The ideal situation would be to obtain the raw data CEL or TXT files (edit: or whatever BEAD arrays use) and then summarise expression over genes using RMA and the median polish.
Given the data that you've got, you can just summarise it yourself as follows:
df <- data.frame(
c("gene1","gene1","gene2","gene2","gene2","gene3"),
c(1,2,3,10,20,30),
c(60,50,40,3,2,1),
c(7,8,9,100,110,120),
c(12,11,10,9,8,7)
)
colnames(df) <- c("gene","sample1","sample2","sample3","sample4")
df
gene sample1 sample2 sample3 sample4
1 gene1 1 60 7 12
2 gene1 2 50 8 11
3 gene2 3 40 9 10
4 gene2 10 3 100 9
5 gene2 20 2 110 8
6 gene3 30 1 120 7
summarise by mean
aggregate(df[,2:ncol(df)], by=df[1], mean)

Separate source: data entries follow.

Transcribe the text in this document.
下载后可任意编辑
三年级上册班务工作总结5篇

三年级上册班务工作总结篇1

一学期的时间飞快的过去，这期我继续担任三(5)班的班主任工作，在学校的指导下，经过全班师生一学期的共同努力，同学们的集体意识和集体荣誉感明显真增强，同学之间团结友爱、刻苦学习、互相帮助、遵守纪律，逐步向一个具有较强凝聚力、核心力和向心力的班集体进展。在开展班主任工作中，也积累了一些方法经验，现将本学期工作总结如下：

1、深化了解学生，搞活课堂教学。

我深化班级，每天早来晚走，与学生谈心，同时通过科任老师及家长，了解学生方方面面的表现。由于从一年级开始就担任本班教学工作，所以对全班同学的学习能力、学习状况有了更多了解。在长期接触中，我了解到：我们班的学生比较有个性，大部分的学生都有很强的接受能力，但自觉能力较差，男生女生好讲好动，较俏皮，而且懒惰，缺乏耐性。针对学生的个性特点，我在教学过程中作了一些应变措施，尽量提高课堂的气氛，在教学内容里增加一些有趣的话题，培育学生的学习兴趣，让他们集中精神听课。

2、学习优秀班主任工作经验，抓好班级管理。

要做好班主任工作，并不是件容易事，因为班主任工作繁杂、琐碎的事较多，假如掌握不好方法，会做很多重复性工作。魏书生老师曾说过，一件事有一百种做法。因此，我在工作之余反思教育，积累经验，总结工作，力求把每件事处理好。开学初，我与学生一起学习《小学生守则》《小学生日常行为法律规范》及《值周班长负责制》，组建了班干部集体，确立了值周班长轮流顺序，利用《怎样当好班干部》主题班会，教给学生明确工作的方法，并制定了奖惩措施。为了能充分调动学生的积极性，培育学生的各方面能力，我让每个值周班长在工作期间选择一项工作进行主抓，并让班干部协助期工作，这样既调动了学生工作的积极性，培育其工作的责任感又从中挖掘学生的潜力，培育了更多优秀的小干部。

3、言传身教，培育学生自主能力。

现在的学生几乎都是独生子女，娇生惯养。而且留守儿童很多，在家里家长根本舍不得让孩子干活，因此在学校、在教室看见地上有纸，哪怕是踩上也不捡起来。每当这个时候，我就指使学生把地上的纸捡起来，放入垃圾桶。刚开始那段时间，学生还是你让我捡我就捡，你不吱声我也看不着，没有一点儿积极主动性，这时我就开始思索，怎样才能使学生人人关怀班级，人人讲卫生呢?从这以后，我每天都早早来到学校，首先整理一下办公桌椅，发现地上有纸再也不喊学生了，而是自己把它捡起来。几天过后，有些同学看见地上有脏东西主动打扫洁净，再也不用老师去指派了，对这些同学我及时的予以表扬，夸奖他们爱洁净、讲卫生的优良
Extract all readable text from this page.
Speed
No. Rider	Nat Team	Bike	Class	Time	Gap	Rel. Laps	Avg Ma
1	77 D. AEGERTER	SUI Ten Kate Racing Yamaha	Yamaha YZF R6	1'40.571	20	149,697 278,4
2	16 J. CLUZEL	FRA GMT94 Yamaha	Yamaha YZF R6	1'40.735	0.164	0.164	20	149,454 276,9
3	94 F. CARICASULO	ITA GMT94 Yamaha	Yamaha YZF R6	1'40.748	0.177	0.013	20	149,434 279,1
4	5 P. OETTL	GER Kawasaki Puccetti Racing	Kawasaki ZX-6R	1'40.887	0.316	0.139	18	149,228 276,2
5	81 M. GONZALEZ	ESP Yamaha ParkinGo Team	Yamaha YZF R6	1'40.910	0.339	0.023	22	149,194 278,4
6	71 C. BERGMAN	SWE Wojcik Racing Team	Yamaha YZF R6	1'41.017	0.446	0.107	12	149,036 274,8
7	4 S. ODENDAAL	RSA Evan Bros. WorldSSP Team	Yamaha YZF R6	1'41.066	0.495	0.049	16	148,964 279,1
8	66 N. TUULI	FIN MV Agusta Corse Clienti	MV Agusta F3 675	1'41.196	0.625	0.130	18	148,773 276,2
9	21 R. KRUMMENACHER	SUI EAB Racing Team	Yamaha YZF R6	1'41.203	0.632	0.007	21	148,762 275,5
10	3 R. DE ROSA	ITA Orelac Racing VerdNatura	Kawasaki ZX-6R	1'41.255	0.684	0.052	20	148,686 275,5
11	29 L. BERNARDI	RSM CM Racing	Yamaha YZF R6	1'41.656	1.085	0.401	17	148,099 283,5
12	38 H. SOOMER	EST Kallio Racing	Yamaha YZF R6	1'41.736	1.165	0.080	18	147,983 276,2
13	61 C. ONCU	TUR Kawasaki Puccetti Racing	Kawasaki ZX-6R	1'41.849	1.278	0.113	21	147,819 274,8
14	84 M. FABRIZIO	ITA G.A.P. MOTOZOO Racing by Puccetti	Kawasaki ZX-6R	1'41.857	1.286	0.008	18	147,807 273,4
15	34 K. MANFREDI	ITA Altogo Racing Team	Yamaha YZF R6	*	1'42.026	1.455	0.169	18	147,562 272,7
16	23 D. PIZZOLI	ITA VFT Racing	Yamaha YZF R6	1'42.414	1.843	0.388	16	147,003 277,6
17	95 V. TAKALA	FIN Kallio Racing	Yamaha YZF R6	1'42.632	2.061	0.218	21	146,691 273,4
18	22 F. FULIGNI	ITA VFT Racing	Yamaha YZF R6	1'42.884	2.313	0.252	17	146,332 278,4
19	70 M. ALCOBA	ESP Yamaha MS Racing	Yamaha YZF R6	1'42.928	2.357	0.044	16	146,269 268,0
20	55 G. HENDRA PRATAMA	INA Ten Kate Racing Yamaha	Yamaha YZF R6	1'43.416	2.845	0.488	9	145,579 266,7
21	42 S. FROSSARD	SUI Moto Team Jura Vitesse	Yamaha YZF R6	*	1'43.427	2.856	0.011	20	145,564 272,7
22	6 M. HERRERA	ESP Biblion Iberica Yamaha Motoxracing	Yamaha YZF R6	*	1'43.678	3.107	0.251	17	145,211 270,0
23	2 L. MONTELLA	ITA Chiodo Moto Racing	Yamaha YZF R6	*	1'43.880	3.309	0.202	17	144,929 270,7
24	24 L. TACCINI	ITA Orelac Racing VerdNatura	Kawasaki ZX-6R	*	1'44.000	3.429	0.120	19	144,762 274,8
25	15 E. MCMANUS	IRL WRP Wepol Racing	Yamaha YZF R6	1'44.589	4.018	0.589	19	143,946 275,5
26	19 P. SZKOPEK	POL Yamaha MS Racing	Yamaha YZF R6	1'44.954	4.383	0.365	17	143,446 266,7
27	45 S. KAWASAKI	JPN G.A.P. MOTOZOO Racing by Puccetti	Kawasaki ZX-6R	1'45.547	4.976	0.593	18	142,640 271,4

gene sample1 sample2 sample3 sample4
1 gene1 1.5 55 7.5 11.5
2 gene2 11.0 15 73.0 9.0
3 gene3 30.0 1 120.0 7.0
summarise by median
aggregate(df[,2:ncol(df)], by=df[1], median)
gene sample1 sample2 sample3 sample4
1 gene1 1.5 55 7.5 11.5
2 gene2 10.0 3 100.0 9.0
3 gene3 30.0 1 120.0 7.0
summarise by sum
aggregate(df[,2:ncol(df)], by=df[1], sum)
gene sample1 sample2 sample3 sample4
1 gene1 3 110 15 23
2 gene2 33 45 219 27
3 gene3 30 1 120 7
Kevin
May be you can take average of expression of all the transcript as gene expression.